The exclusion of patients who underwent orthopedic operations from the MPP analysis population had the potential to bias results by removing more severely affected patients. However, a comparison between the ITT and MPP populations at baseline showed that the groups were similar in all measures, including height, uKS level, and endurance (Table 1), suggesting that there was no difference in disease severity between the ITT and MPP groups.

In the absence of a placebo group for the extension study, data were placed in the context of the progressive nature of untreated Morquio A through comparison with data from the MorCAP natural history study, with similar inclusion and exclusion criteria applied retrospectively. However, the differences in baseline demographics between the studies and the small sample size available from the natural history study limit the interpretation of these comparisons.

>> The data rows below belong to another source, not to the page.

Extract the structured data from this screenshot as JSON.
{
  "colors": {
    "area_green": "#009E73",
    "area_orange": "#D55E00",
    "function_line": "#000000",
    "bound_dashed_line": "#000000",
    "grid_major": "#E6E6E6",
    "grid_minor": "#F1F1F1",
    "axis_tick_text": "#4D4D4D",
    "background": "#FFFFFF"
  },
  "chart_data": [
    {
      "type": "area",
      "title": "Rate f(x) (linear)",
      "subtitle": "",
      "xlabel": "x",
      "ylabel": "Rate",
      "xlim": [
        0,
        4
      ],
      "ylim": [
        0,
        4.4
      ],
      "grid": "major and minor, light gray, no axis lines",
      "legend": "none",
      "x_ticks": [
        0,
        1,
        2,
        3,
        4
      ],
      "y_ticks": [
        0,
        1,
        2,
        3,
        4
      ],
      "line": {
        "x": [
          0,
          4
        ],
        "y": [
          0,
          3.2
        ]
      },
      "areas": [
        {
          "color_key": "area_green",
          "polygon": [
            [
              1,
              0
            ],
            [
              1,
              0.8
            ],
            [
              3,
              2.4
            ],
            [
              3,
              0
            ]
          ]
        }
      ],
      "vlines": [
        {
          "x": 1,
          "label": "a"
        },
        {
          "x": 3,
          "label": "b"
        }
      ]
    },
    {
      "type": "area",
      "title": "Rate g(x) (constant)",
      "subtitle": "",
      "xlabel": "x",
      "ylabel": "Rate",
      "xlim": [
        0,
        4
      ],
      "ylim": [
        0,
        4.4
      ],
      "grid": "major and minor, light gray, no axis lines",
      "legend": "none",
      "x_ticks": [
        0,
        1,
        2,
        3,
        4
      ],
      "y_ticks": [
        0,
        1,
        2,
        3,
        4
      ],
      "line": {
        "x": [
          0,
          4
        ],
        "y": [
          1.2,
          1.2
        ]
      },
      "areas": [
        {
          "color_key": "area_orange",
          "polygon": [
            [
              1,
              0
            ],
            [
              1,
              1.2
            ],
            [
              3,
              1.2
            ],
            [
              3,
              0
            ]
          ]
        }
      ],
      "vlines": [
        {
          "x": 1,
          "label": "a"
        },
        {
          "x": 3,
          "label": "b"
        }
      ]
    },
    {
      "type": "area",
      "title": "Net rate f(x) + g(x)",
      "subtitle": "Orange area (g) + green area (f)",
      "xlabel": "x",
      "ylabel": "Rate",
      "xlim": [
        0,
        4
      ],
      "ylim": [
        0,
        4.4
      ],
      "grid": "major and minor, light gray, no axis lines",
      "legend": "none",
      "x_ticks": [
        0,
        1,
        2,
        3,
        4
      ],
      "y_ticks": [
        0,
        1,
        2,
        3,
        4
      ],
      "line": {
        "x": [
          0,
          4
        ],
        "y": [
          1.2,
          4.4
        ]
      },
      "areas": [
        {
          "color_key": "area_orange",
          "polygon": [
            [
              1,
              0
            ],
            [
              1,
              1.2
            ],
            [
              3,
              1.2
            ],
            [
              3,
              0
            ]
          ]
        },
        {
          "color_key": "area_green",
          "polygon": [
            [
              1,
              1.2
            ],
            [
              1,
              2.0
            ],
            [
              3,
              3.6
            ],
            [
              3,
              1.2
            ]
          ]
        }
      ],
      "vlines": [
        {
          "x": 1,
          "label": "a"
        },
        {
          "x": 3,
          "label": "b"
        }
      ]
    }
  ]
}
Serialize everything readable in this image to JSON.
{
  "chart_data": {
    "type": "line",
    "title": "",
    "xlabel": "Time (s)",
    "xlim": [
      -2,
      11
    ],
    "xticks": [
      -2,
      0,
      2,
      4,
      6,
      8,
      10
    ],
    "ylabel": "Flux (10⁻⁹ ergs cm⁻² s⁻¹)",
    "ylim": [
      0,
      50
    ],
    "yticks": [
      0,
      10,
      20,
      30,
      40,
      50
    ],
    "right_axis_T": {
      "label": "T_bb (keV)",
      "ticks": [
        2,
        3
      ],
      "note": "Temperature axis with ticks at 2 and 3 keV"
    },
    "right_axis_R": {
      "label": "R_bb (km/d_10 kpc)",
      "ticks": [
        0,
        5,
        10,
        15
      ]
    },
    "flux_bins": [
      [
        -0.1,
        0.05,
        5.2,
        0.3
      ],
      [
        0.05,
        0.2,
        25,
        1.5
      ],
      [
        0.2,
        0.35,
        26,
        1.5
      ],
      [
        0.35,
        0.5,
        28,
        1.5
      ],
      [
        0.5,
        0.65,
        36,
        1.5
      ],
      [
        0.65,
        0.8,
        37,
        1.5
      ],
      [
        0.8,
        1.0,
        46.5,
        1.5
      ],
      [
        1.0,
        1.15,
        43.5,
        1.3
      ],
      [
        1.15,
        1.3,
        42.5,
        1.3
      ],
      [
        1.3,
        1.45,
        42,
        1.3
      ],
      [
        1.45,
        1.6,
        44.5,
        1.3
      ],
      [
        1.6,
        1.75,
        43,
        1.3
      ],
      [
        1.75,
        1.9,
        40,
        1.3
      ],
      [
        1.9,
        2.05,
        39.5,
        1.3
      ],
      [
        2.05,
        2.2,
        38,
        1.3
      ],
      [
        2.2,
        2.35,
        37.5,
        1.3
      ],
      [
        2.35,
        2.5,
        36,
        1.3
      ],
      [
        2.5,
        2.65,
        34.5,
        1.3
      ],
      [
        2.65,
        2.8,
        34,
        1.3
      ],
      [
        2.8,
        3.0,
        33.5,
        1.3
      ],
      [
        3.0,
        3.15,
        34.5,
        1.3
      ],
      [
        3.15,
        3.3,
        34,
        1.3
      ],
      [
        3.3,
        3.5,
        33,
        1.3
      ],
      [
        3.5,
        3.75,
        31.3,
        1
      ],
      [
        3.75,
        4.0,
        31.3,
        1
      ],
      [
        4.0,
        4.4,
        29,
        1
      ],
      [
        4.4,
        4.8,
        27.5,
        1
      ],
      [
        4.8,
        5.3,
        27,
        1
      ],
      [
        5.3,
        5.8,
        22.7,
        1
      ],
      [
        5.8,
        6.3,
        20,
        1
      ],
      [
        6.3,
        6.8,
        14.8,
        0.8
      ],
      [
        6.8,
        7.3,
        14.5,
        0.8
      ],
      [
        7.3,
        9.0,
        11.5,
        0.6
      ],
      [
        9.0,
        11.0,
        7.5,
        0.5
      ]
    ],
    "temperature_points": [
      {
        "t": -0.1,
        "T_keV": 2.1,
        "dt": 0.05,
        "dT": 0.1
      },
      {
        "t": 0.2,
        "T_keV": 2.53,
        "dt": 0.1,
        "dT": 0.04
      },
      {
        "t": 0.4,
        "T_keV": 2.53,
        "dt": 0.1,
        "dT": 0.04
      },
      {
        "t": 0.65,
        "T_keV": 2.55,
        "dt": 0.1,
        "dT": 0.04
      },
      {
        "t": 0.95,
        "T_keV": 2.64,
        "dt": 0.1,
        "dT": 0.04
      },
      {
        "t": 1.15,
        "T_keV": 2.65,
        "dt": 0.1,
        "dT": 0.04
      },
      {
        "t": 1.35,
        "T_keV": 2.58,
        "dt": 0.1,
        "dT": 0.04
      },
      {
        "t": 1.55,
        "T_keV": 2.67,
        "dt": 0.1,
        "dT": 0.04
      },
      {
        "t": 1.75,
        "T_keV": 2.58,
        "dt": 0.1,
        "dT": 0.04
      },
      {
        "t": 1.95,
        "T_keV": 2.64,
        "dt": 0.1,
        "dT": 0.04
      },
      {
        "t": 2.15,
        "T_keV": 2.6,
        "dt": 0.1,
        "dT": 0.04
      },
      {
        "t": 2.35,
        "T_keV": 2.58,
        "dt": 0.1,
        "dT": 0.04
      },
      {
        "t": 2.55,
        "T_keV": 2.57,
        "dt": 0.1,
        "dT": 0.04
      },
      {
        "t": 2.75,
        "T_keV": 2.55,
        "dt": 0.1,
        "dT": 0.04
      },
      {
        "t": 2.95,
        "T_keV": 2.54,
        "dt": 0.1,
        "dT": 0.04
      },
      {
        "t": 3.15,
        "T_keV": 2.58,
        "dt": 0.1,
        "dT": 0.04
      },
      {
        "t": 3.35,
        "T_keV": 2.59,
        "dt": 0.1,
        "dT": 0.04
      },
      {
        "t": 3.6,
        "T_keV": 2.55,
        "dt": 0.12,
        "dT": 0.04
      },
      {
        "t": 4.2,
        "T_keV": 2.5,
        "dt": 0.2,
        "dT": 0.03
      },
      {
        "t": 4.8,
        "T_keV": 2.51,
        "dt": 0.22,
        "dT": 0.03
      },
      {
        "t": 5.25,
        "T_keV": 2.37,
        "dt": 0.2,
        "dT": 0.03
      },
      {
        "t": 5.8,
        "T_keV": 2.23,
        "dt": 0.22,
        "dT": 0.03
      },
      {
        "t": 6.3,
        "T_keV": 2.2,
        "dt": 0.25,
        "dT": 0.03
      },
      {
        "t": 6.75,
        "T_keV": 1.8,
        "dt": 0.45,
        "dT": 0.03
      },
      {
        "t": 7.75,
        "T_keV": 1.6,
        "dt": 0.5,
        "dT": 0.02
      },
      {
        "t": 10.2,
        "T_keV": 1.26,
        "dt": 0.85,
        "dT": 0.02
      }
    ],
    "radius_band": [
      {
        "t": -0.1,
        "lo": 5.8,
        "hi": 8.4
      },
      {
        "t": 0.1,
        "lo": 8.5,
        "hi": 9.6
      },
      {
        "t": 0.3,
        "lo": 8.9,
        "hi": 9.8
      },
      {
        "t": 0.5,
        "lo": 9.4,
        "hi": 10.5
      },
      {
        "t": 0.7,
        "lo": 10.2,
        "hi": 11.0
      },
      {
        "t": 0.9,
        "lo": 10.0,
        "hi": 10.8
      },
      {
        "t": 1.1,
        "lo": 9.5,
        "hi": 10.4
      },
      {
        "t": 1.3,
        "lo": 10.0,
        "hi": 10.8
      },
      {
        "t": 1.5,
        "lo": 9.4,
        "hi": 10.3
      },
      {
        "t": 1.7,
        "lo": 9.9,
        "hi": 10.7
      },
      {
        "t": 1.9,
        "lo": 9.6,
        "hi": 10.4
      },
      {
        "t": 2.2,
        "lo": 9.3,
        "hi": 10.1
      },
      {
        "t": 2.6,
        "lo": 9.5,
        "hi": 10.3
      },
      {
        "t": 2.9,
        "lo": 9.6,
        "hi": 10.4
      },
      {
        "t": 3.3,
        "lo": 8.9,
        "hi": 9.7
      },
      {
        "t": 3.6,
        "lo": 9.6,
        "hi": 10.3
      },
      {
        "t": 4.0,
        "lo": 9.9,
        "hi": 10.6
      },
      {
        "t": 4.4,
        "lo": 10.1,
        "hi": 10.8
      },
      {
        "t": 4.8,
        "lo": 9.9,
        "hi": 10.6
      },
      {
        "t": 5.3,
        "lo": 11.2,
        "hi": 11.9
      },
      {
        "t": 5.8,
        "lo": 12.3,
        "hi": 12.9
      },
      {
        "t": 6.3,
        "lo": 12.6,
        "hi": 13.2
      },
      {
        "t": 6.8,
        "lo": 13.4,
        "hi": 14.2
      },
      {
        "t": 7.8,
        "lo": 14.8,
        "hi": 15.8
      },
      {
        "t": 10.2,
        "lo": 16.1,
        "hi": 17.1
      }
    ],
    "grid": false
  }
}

Although the benefits of early ERT treatment for patients with Morquio A have been well established [11,12,13], to our knowledge, this is the first report of long-term outcomes of initiating ERT in adult patients with established disease. As expected, disease symptoms at baseline appeared to be more severe in the adult subgroup than in the overall population, with a baseline 6MWT distance of 176.9 m (Table 1) vs 209.5 m for the overall MOR-004/MOR-005 ITT population [12]. However, improvements in multiple efficacy and HRQOL measures were observed over the 120-weeks study of elosulfase alfa, suggesting that adults with established disease derived benefits from ERT initiation and treatment.

Conclusions

The patients with Morquio A in this report were adults and, as such, had already experienced ≥18 years of multisystemic GAG accumulation and tissue damage. In this population, ERT with elosulfase alfa led to improvements in endurance, mobility, and self-care that were sustained over 120 weeks. Analysis of similar patients from the MorCAP natural history study suggested that untreated adult patients do not typically experience improvements in these outcomes over a similar time interval. The long-term improvements observed in the MPS HAQ domain scores of self-care and mobility in particular indicate that adult patients may experience improvements in HRQOL with elosulfase alfa treatment. Furthermore, no new or unexpected safety signals were identified in this patient group. Collectively, these results support initiating ERT in adult patients with Morquio A and are consistent with international guidelines [11], which recommend implementing elosulfase alfa ERT for all patients with a confirmed diagnosis of Morquio A to replace deficient GALNS.